A RELIGIOUS campaigner who is alleged to have supported the parents
of the six children at the centre of the Roscommon abuse case did not
respond to media queries yesterday.
A court heard last year that a
“Catholic right-wing organisation” helped the parents secure a High
Court injunction in 2000 to prevent the children being taken into care.
During
this case, a childcare manager at the HSE separately told the court he
had been contacted by a woman called Mina Bean Uí Chroibín around the
time of the application.
She had said the family needed support rather than intrusive action by the health board.
The childcare manager said he had no evidence that she was involved in the application, but he suspected it.
Yesterday,
associates of Bean Uí Chroibín said she was not available to comment on
whether she had intervened in attempts by the health board to have the
children at the centre of the Roscommon case taken into care.
She
has previously insisted she had no involvement in the mother’s legal
battles and that her name should not have been brought up in court.
During
the 1970s and 1980s, Bean Uí Chroibín was a high-profile activist and
campaigned against what she once described as the “deliberate
destruction of the Irish Catholic Church”.
In 1994, she insisted
the Scoil Paipin Naofa school, housed on lands owned by her, only teach
the traditional Catholicism of the Tridentine faith.
The dispute
over religious education saw parents remove their children from the
all-Irish primary school and Bean Uí Chroibín clashed with the
Archbishop’s office after she allegedly banned diocesan advisers and
authorities from becoming involved with the school.
In another
incident four years later, she was one of a group of protesters who
disrupted a meeting at a school in Trim, Co Meath, where parents were
being given details of a new relationship and sexuality programme to be
taught to primary schoolchildren.
The Roscommon report published
this week by the HSE does not include any names, but it does refer to a
“Ms B” who contacted the Garda shortly after the High Court injunction
was secured in October 2000.
This woman told the Garda that anyone
who attended a case conference relating to the family would be in
breach of the High Court order. She said she was a teacher and that the
family had stayed with her the night before attending the High Court
case.
In her interview with the Roscommon inquiry team, the mother
of the children confirmed that the family had received help from a
group that had some local representatives and had been involved in
assisting the family with the High Court action.

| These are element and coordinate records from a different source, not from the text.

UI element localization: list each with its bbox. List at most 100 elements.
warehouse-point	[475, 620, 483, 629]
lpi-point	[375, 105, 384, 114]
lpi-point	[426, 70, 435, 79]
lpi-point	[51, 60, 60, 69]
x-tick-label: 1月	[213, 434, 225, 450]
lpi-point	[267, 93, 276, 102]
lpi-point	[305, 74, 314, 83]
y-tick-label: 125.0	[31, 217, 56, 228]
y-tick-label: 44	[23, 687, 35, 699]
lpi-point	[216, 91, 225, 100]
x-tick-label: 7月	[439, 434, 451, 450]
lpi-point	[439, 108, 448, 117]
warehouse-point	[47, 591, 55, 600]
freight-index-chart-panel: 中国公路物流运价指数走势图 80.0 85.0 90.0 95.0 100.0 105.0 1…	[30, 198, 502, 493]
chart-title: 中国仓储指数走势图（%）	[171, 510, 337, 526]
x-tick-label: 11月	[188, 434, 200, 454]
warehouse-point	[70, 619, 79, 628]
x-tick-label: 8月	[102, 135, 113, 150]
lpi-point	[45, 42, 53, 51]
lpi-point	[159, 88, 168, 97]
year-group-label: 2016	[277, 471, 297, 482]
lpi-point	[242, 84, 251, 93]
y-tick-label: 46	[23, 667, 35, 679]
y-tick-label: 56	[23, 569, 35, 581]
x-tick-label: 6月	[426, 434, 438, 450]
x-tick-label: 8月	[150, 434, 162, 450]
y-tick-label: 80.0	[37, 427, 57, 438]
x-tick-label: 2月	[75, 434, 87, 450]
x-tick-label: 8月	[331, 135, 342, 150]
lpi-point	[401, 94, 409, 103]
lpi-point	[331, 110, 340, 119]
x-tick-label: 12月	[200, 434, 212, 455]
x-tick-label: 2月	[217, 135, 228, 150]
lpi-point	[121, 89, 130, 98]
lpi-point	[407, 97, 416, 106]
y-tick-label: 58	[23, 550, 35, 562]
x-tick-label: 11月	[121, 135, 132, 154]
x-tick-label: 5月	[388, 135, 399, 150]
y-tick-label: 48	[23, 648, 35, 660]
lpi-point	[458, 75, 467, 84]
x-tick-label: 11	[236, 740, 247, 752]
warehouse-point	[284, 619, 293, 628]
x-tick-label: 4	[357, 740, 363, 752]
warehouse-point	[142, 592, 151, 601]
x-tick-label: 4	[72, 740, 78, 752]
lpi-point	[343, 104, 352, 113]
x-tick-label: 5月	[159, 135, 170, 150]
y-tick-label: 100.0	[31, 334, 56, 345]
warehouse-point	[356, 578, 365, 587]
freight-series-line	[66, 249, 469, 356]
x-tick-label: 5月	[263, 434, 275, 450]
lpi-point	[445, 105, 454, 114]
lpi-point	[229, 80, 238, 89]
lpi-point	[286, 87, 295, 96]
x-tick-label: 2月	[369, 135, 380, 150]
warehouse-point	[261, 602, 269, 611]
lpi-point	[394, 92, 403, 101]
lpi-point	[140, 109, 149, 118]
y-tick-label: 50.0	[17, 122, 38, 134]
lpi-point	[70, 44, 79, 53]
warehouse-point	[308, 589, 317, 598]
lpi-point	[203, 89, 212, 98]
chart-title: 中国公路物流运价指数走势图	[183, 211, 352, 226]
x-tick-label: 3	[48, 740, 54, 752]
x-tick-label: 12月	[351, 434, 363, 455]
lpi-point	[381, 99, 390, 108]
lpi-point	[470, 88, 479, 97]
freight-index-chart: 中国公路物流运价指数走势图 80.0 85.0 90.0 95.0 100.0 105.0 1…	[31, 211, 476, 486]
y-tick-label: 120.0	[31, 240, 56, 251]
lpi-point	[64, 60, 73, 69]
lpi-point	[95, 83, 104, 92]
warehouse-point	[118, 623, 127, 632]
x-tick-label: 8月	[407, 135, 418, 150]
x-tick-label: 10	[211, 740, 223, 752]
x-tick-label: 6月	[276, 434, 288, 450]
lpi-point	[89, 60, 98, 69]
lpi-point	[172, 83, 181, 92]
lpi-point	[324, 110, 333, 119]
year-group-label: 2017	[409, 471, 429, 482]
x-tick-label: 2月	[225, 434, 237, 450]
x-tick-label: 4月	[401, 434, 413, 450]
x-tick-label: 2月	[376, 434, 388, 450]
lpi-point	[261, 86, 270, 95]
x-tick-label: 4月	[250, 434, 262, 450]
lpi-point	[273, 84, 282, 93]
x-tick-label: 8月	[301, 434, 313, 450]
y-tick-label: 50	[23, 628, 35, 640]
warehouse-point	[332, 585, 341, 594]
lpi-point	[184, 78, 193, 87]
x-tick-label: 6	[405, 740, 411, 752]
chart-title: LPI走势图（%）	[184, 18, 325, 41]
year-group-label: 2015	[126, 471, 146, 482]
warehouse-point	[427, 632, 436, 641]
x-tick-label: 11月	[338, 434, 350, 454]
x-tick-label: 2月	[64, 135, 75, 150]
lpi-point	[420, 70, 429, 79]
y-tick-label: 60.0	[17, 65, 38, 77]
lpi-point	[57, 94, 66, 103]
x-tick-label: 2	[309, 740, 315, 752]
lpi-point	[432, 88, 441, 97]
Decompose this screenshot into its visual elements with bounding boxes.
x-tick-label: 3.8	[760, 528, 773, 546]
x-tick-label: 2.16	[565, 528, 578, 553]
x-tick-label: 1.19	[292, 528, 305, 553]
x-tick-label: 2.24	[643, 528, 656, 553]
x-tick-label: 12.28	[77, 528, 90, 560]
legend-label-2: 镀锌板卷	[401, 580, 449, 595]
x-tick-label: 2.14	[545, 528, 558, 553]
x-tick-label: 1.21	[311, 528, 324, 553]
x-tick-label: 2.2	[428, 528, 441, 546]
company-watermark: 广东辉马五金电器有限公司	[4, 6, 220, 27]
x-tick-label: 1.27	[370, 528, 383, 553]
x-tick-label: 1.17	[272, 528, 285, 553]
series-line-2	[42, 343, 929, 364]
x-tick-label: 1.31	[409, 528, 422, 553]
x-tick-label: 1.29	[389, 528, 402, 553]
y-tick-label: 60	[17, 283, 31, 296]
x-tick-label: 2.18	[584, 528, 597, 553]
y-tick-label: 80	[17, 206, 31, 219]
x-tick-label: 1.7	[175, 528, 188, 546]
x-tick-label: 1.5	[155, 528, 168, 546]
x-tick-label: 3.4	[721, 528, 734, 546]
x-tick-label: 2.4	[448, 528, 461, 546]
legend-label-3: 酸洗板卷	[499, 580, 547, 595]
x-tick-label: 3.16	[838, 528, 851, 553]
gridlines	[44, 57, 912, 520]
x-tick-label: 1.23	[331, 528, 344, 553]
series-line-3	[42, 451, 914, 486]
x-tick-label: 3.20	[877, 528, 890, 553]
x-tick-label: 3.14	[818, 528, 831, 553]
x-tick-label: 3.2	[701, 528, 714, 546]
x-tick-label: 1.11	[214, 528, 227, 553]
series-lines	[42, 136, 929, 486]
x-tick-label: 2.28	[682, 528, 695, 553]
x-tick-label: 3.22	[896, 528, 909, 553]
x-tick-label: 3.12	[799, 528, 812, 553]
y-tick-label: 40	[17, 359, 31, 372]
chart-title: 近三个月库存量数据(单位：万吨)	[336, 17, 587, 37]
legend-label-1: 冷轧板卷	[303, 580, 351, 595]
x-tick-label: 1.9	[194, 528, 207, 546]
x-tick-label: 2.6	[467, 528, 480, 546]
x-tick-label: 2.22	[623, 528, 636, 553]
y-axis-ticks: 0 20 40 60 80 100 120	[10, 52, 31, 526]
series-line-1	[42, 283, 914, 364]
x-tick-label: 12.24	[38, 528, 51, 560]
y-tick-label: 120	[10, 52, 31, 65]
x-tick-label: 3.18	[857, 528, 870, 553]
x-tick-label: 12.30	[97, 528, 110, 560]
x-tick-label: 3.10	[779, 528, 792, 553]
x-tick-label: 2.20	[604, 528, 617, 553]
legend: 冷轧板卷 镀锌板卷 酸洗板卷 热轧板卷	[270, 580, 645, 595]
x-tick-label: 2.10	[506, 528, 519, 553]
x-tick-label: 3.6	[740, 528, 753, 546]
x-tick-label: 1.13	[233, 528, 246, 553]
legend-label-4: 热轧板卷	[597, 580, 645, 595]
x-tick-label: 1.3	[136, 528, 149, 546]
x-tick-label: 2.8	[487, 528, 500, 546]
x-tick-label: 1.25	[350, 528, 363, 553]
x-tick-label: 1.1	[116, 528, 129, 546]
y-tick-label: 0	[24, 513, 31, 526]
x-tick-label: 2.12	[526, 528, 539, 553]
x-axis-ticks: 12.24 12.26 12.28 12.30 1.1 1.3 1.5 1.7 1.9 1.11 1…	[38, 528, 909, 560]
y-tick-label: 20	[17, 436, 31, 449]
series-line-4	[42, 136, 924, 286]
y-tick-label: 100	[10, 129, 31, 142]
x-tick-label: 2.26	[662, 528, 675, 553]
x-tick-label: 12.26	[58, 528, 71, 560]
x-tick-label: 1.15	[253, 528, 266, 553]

“They got together with me and persuaded me differently,” the mother told the inquiry team.
In
response to a question as to whether the court intervention helped the
children, the mother replied: “No, I should have kept to the plan
[shared parenting]”.
Ms B also wrote to the then minister for
children asking that she write to the Western Health Board telling them
to stop “persecuting” the family.
The minister later responded that the
department had inquiries made on behalf of Ms B and advised that it
would be inappropriate to comment on an individual case.
The
report says Ms B was also present in court, along with other supporters,
in 2001 when the health board made another application for supervision
orders in respect of the six children. This application was adjourned on
a number of occasions.
A childcare manager also told the inquiry
that he received a letter, dated August 10th, 2001 from Ms B, describing
how workers from her organisation would help the family and indicating
that she had local workers involved.
She asked that the Western
Health Board withdraw all of their workers for six months to “allow the
children forget the threat of removal”.